Il est intéressant de noter que les cellules de mélanome résistantes au PLX4032 restent sensibles à l’inhibition de NAMPT [11, 12]. Chez la souris, PLX4032 et l’inhibiteur de NAMPT, en combinaison, ont une action inhibitrice synergique, et la survie des souris traitées est statistiquement significativement prolongée. Ces résultats démontrent l’intérêt du ciblage des voies NAMPT et NAD en clinique. Cette capacité des inhibiteurs de NAMPT à exercer des effets cytotoxiques dans les cellules de mélanome résistantes aux inhibiteurs de BRAF est en effet particulièrement intéressante, en raison de l’absence de traitements efficaces pour ces patients. Il sera évidemment important d’évaluer si les inhibiteurs de NAMPT, en combinaison, peuvent également représenter une option thérapeutique valide, dans les cas de résistances aux immunothérapies.

Conclusion

Les cellules de mélanome sont plastiques et reprogramment leur répertoire de gènes et leur métabolisme pour s’adapter aux conditions environnementales et faire face à la disponibilité des ressources.
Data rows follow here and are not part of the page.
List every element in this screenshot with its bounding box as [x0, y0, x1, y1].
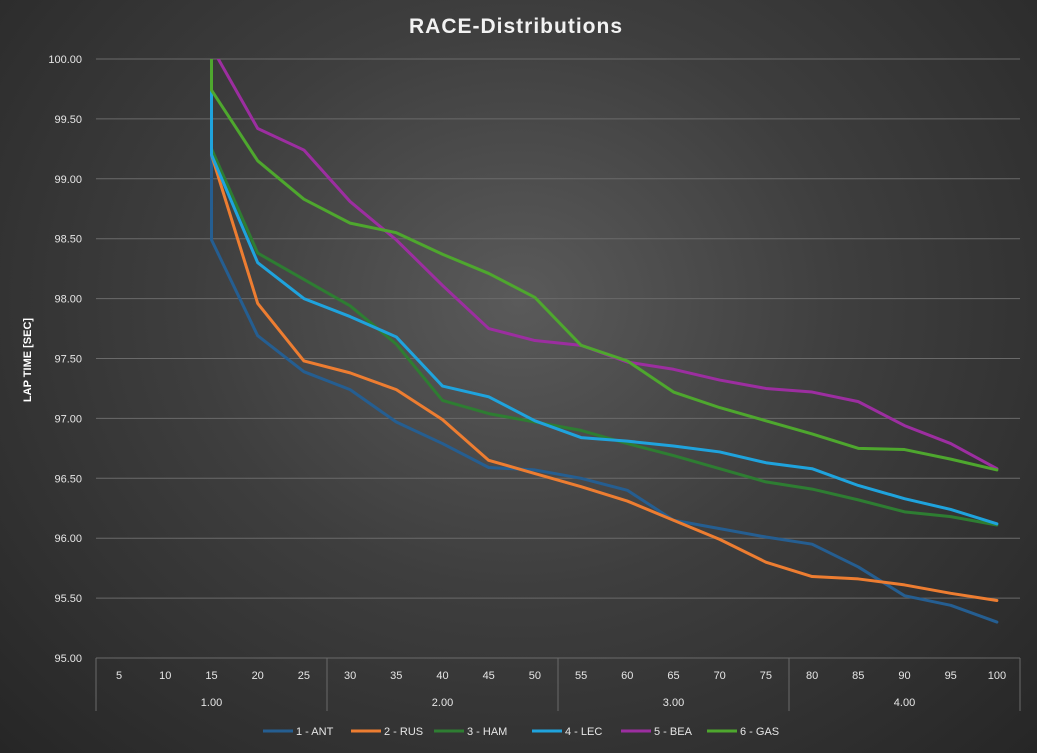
gridlines	[96, 58, 1020, 659]
y-tick-label: 96.50	[54, 473, 82, 485]
y-tick-label: 97.50	[54, 354, 82, 366]
x-tick-label: 60	[621, 670, 633, 682]
y-tick-label: 99.00	[54, 174, 82, 186]
x-tick-label: 25	[298, 670, 310, 682]
x-group-label: 4.00	[894, 697, 915, 709]
x-tick-label: 90	[898, 670, 910, 682]
legend-label: 1 - ANT	[296, 726, 334, 738]
x-tick-label: 30	[344, 670, 356, 682]
y-tick-label: 98.50	[54, 234, 82, 246]
x-tick-label: 50	[529, 670, 541, 682]
legend-item-ham: 3 - HAM	[434, 726, 507, 738]
y-tick-label: 100.00	[48, 54, 82, 66]
legend-item-rus: 2 - RUS	[351, 726, 423, 738]
y-tick-label: 96.00	[54, 533, 82, 545]
x-tick-label: 85	[852, 670, 864, 682]
legend-label: 5 - BEA	[654, 726, 693, 738]
series-line-bea	[216, 59, 999, 471]
y-tick-label: 99.50	[54, 114, 82, 126]
x-tick-label: 45	[483, 670, 495, 682]
y-axis-label: LAP TIME [SEC]	[22, 318, 34, 402]
x-tick-label: 55	[575, 670, 587, 682]
x-group-label: 2.00	[432, 697, 453, 709]
legend-item-ant: 1 - ANT	[263, 726, 334, 738]
y-axis-ticks: 95.00 95.50 96.00 96.50 97.00 97.50 98.00 98.50…	[48, 54, 82, 665]
x-tick-label: 100	[988, 670, 1006, 682]
x-tick-label: 5	[116, 670, 122, 682]
legend-item-bea: 5 - BEA	[621, 726, 693, 738]
legend-label: 4 - LEC	[565, 726, 602, 738]
x-axis: 5 10 15 20 25 30 35 40 45 50 55 60 65 70 75 80 85 90 95 100…	[95, 658, 1021, 711]
x-group-label: 1.00	[201, 697, 222, 709]
legend-label: 6 - GAS	[740, 726, 779, 738]
y-tick-label: 97.00	[54, 413, 82, 425]
y-tick-label: 95.00	[54, 653, 82, 665]
x-tick-label: 75	[760, 670, 772, 682]
legend: 1 - ANT 2 - RUS 3 - HAM 4 - LEC 5 - BEA 6 - G…	[263, 726, 779, 738]
legend-label: 3 - HAM	[467, 726, 507, 738]
series-line-lec	[210, 59, 999, 526]
x-tick-label: 80	[806, 670, 818, 682]
series-line-rus	[210, 59, 999, 602]
legend-item-lec: 4 - LEC	[532, 726, 602, 738]
x-tick-label: 70	[714, 670, 726, 682]
x-tick-label: 15	[205, 670, 217, 682]
y-tick-label: 95.50	[54, 593, 82, 605]
x-tick-label: 40	[436, 670, 448, 682]
legend-item-gas: 6 - GAS	[707, 726, 779, 738]
x-tick-label: 95	[945, 670, 957, 682]
y-tick-label: 98.00	[54, 294, 82, 306]
chart-title: RACE-Distributions	[409, 15, 623, 38]
x-tick-label: 65	[667, 670, 679, 682]
series-line-ham	[210, 59, 999, 527]
x-group-label: 3.00	[663, 697, 684, 709]
series-line-gas	[210, 59, 999, 472]
x-tick-label: 20	[252, 670, 264, 682]
series-line-ant	[210, 59, 999, 624]
x-tick-label: 10	[159, 670, 171, 682]
x-tick-label: 35	[390, 670, 402, 682]
series-lines	[210, 59, 999, 624]
legend-label: 2 - RUS	[384, 726, 423, 738]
Nos résultats apportent un nouvel éclairage sur ce mécanisme en révélant comment la voie BRAF/ERK, via l’activation de STAT5 et la régulation de l’expression de NAMPT, favorise la plasticité des cellules de mélanome et leur transition vers un phénotype « invasif » et pharmaco-résistant.

Prise dans son ensemble, cette étude montre que l’inhibition de NAMPT est une stratégie très prometteuse dans le traitement de mélanomes résistants (primaires ou acquis) aux inhibiteurs de BRAF.

Liens d’intérêt

Les auteurs déclarent n’avoir aucun lien d’intérêt concernant les données publiées dans cet article.

 
Remerciements

Les auteurs remercient l’ARC et la Ville de Nice pour avoir financé ce travail.

 
Footnotes
1 BRAFV600E : forme activée de l’oncogène BRAF (v-raf murine sarcoma viral oncogene homolog B1) dont la valine en position 600 est mutée en acide glutamique.
2 AXL ou anexelekto pour « non contrôlé » est un gène codant un récepteur tyrosine kinase.
3 H3K4me3 : histone H3 triméthylée sur la lysine 4 ; H3K27Ac : histone H3 acétylée sur la lysine 27 ; H3K27me3 : histone H3 triméthylée sur la lysine 27.